Awed by his strange words, yet understanding them not, she gazed at him in silence, and, moved by a sudden impulse, he laid his hand tenderly on her head.
"May the God of love and peace bring you at last to His kingdom," he murmured, and was gone.
Perhaps, had he known that this quiet girl was destined to be one of the great women of the world, at whose slightest word, millions, even hundreds of millions, of loyal subjects would bow the knee, he would have spoken longer with her, but this he never knew.
It was not until they had eaten with all the zest that hunger gives of the provisions left them by the stranger, that the girl raised her eyes to the calm blue heavens above her, now dotted with countless glowing stars, and said, abruptly:
"Father, the stranger told me, in the temple, about one true God, who is alive, and who lives up there. What did he mean? I never heard before of Him, and I have worshipped many gods."
Niu Tsang nodded quickly at this confirmation of his suspicions.

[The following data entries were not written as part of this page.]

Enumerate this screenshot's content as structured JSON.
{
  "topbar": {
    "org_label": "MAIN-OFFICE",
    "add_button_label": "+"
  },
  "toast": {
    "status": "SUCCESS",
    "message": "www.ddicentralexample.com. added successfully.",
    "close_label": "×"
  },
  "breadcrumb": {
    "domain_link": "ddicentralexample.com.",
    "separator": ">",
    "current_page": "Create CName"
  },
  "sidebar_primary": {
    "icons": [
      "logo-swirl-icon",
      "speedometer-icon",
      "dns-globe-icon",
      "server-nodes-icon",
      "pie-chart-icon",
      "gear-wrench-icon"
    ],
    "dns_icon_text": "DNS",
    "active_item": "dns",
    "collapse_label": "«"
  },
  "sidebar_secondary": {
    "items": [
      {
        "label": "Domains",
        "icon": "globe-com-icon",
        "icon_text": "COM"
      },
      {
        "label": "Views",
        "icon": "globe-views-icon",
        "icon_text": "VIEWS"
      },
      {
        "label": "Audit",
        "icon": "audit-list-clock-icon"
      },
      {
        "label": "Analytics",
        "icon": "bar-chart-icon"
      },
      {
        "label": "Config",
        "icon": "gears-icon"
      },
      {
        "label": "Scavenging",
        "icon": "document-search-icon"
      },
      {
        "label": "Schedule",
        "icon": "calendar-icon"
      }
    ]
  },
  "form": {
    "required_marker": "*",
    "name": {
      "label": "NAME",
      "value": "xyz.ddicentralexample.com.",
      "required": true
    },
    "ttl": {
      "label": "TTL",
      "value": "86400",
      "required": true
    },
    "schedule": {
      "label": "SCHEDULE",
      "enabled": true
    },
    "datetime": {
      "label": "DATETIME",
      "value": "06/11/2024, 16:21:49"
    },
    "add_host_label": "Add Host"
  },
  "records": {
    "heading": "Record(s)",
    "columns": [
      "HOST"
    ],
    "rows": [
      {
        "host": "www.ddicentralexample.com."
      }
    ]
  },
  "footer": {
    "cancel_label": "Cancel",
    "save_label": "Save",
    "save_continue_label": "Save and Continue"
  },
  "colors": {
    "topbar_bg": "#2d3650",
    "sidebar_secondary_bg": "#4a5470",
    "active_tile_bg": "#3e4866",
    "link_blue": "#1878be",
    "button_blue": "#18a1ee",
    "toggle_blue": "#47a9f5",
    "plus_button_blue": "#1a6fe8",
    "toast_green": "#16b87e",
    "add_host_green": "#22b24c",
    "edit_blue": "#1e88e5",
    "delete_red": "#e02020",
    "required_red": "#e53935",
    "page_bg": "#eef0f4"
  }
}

"It is as I thought," he said. "Although that traveller wore the honorable costume of our country, and spoke to us in our own tongue, yet methinks he was not one of us, but a barbarian from beyond the sea."
The girl shuddered.
"And he talked to me!" she cried in horror. "I never dreamed that he was a foreign devil."
"Be he what he may, he was most kind to us," her father reminded her, "for his food was not polluted."